Todd Howard says Starfield will let you get into "more complex relationships"
One of many tidbits from a 3 hour interview
Romance has never been Bethesda's strong suit, from Skyrim's barebones marriage system to Fallout 4's bonus-XP-granting fade-to-black cutscenes. Starfield will be a little more nuanced than that, suggests executive producer Todd Howard, offering more complex romance options than Fallout's.
That's just one detail from a nearly 3 hour-long interview Howard gave on the Lex Fridman podcast, where he also talks scrapping space strandings, and (gasp) why he prefers to play on consoles to PC.
The bit about videogame relationships starts around 52:06. It is sweet to hear Howard talk about how invested he's gotten in chatting up characters from other people's games, bless him:
"I find those moments pretty impactful, emotionally. It's one of the things we've pushed with Starfield. We have a number of companions, but four of them... we go, I won't say super complex, but more complex than we have. There isn't just some state of 'they like you or they don't like you': they can be in love with you but dislike something you did, and be pissed at you but then come back to loving you. "
"Instead of just drifting out of a relation status", he says, you'll have to deal with a "temporary 'I don't like what you did' state". He doesn't mention if that will come with some kind of debuff, but I wouldn't put it past him.
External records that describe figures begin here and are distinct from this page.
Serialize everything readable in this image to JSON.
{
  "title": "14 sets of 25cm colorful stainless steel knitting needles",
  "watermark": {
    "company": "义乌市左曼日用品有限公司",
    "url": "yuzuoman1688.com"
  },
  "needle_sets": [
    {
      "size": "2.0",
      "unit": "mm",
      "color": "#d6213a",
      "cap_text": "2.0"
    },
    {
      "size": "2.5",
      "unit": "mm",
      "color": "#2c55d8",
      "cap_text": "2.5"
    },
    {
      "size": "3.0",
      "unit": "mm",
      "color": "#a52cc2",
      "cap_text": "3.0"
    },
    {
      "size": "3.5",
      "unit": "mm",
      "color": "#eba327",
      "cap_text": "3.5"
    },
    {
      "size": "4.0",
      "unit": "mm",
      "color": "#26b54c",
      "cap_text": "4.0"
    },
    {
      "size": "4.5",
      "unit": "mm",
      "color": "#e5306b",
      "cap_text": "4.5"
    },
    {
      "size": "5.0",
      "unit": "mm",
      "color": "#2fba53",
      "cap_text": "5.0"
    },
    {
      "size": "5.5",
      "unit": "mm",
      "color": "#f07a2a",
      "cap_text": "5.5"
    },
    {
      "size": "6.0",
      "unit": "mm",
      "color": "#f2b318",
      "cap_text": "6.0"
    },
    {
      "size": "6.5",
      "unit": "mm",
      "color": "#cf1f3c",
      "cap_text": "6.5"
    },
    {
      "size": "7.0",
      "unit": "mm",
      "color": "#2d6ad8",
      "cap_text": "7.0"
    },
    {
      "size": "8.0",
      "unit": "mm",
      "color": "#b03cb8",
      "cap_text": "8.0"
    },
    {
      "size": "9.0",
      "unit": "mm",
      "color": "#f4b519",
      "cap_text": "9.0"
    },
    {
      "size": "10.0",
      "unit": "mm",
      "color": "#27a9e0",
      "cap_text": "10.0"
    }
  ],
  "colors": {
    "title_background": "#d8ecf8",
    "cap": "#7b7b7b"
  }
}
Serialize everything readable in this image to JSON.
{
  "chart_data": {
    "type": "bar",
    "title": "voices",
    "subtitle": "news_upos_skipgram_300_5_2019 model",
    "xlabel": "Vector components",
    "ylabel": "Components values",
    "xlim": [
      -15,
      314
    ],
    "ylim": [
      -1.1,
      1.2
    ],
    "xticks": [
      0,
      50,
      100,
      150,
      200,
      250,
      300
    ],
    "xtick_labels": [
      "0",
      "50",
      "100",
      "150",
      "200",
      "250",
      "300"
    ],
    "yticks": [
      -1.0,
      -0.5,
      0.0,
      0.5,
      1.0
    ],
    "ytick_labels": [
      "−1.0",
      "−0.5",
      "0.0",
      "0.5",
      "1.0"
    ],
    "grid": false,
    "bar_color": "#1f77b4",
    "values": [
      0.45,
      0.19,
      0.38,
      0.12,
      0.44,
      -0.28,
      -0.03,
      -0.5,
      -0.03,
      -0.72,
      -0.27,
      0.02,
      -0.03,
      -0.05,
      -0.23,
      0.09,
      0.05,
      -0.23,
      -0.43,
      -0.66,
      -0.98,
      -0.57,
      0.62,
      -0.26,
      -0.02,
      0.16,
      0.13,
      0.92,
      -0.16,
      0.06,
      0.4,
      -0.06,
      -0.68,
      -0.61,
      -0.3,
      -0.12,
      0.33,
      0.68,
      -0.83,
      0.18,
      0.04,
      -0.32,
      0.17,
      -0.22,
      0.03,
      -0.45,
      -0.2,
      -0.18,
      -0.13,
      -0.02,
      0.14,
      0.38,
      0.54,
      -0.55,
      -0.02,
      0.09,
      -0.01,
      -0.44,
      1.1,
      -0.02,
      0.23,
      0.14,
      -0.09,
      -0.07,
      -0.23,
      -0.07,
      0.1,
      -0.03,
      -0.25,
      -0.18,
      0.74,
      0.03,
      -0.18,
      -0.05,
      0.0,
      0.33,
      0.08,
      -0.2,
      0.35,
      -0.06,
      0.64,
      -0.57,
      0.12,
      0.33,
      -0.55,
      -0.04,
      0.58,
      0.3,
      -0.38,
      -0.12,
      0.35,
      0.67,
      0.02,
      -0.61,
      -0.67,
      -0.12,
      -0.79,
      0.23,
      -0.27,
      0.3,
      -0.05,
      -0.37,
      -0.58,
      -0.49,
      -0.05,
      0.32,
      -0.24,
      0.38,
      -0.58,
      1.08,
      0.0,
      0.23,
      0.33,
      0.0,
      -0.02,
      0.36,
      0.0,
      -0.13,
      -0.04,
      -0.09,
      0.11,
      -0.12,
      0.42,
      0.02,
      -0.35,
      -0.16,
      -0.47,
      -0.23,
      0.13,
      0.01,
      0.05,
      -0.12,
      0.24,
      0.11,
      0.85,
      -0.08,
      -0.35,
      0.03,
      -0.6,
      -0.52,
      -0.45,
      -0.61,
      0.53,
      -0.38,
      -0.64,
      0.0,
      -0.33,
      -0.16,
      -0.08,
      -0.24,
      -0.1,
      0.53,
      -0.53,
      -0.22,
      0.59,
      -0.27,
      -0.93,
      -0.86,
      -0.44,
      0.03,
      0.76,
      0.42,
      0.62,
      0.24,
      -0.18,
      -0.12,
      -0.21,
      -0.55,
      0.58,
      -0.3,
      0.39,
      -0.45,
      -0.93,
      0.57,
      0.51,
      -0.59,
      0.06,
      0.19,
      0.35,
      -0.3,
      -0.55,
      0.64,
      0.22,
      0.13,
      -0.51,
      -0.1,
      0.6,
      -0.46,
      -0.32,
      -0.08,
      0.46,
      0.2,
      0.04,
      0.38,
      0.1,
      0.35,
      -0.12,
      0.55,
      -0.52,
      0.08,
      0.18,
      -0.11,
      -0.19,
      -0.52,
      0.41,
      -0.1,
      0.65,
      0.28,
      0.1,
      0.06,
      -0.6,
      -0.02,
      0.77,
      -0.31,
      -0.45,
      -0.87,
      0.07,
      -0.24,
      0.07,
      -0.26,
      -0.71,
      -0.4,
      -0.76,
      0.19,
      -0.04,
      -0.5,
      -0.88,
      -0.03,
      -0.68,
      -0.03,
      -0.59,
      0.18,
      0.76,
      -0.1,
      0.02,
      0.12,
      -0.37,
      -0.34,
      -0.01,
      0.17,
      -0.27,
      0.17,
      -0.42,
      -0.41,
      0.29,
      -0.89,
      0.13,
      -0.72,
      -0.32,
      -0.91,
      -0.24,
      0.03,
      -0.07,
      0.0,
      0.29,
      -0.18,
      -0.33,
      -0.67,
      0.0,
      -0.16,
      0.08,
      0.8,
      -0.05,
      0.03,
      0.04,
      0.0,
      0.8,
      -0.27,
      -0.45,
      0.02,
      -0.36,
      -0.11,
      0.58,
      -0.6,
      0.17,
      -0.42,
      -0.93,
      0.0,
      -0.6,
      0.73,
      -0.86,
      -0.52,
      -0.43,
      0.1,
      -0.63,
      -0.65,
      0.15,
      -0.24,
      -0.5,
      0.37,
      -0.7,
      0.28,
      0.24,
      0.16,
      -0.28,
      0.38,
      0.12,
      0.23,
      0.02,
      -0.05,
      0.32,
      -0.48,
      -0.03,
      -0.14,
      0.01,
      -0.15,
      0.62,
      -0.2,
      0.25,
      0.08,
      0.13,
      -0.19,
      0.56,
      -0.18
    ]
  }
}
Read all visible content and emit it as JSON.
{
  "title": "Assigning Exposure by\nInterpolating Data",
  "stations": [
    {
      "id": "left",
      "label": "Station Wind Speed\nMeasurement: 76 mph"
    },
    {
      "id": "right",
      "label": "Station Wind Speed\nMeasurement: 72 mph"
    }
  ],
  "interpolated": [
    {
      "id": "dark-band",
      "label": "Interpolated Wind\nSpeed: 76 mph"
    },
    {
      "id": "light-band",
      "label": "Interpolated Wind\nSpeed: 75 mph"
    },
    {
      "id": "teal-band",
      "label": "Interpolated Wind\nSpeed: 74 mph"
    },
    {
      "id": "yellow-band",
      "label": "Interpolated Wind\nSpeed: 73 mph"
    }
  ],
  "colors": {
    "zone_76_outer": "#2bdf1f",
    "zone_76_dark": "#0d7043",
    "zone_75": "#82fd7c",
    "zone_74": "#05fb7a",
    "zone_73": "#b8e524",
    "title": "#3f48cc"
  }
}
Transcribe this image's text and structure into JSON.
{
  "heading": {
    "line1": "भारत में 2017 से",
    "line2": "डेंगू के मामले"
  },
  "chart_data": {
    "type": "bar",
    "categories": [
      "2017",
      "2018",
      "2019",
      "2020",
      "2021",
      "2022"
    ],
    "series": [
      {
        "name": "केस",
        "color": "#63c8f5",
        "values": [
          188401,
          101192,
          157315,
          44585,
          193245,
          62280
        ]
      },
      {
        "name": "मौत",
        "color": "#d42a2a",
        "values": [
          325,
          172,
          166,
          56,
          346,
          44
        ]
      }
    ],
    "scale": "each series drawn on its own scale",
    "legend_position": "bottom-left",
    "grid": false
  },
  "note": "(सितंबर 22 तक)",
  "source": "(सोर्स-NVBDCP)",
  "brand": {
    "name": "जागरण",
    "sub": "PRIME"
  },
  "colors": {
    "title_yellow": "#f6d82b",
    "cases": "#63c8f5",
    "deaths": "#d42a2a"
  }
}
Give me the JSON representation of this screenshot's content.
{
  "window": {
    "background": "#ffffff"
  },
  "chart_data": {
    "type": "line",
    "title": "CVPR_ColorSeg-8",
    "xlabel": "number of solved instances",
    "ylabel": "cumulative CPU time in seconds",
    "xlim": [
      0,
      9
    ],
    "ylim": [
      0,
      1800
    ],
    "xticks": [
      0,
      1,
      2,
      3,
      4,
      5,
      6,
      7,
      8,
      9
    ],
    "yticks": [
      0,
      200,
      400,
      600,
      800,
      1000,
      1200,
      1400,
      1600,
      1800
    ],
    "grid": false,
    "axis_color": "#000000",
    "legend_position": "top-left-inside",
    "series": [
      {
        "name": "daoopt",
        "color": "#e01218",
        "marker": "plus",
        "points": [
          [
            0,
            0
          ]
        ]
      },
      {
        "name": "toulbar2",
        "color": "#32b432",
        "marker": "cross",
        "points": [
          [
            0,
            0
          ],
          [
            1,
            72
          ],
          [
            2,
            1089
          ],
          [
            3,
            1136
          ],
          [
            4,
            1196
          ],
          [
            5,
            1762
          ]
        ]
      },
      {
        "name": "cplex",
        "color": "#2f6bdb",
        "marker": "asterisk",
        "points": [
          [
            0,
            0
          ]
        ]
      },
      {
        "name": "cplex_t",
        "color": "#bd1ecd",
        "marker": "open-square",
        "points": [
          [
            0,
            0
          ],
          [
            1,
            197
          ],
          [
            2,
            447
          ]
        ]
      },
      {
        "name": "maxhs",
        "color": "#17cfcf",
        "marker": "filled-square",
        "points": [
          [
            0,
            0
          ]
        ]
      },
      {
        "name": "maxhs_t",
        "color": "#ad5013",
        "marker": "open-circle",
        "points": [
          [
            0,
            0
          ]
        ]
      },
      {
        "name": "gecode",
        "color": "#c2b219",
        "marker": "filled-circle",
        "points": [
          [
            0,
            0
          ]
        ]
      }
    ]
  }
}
On a less romantic front, Howard mentions they've binned spaceship fuel requirements because it turned out to be a "fun killer". It used to be that running out of fuel meant you had to turn a distress beacon on and await the whim of whoever came calling, which sounds tense and interesting but in practice just lead to players avoiding that in favour of tedious mining expeditions on nearby planets.
He also alludes to a lack of area level-scaling, with different systems instead labelled on the map as suitable for certain levels. There's loads more I haven't mentioned, obviously, because that video is three goddamn hours long. Here's a Reddit post with the highlights.
He prefers playing on consoles, he says, because the PC is where he works all day. Relatable, if cowardly.
Starfield is due to come out at some point next year, releasing on both Steam and Game Pass.